Arte e cultura
Lucca, don’t miss a walk along the walls
Your stay in Tuscany will be certainly more precious if you go and discover Lucca, one of the most important Italian art cities, that is well known also outside our Country. This is not surprising: in fact, Lucca boasts its intact 15th-17th city walls running along the historical centre for four kilometres; from the second half of the 19th-century, these walls were changed into a pleasant pedestrian walk, and is one of the best kept in Europe as in the past centuries it has never been used for defensive purposes.
Lucca was a Roman city and it was as well important during the medieval period, developing its own Romanesque architecture deriving from the Lombard art and whose refinement was due to the abundance of marbles from the nearby city of Carrara. The point of contact between Romanesque architecture and marble created rich ornaments, sculptures, loggias, galleries, capitals featuring the typical art of Lucca and Pisa. The ancient city is enclosed with the massive ancient city walls, from which you can enjoy wonderful views over the city, its bell towers and towers.

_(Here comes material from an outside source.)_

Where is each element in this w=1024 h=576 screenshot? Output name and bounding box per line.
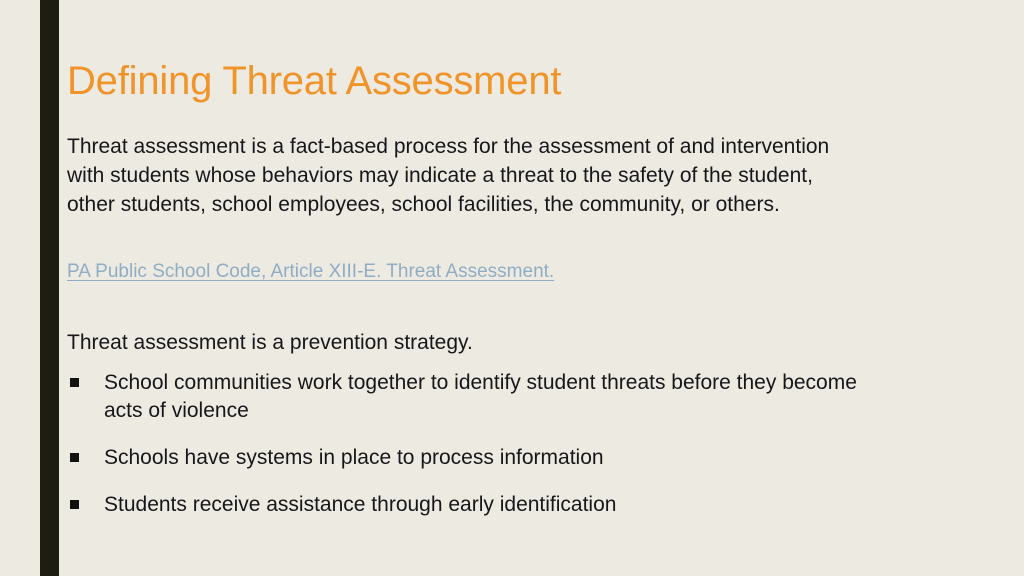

Reach the square of the 13th-century Cathedral, rich in loggias and sculptures, among which stands out the group of San Martino on the façade – you will notice its resemblance with the Bamberg Rider. The interior is full of works of art of all times and there is also the wonderful Tomb of Santa Ilaria dei Carretto by Jacopo della Quercia, an altar by Giambologna, and a Last Dinner by Tintoretto; in the sacristy, you find a beautiful altar-piece by Ghirlandaio. Behind the Cathedral, there is the Archbishop’s Palace (with a wonderful 15th-century portal) from which you can reach the Oratory of Santa Maria della Rosa, a little Romanesque-Gothic gem. Going back to Piazza San Martino, with its wonderful palaces, and walking through the adjoining Piazza Antelminelli, you can go to the Church of San Giovanni, with its beautiful portal dating back to 1187 and the 14th-century Baptistery. From here, go to Piazza Napoleone, which is overlooked by the Palazzo Provinciale (1578), where you can also find a wonderful Picture Gallery (works by Berlinghieri, Andrea del Sarto, Bronzino, Pontorno, Fra Bartolomeo, Veronese and P. Batoni). Through via Vittorio Veneto, you can reach the magnificent Piazza San Michele, where the gem of Lucca architecture stands out among the medieval houses: it is the Church of San Michele (1143), with its slender loggias façade ending with a high spire. Inside, you find some paintings by Filippino Lippi and a bas-relief by Della Robbia.
Now reach via Fillungo, the most beautiful street in Lucca, and walk along it until you reach the Roman Amphitheatre, which is surrounded by picturesque medieval houses. Follow the short path on your left on order to reach San Frediano, an austere Romanesque church (1112) with a sober mosaic façade, a wonderful baptismal Font, sculptures by Della Quercia, Civitali, etc. From here you can reach then the church of San Francesco (13th century), with its beautiful portal flanked by medieval sarcophaguses, and reach Villa Giunigi (1418) and its open gallery; from via della Fratta and via Mordini you finally reach via de’ Giunigi, where there is the most characteristic medieval complex of the city, which is overlooked by the picturesque Torre Giunigi and the group of trees on its top.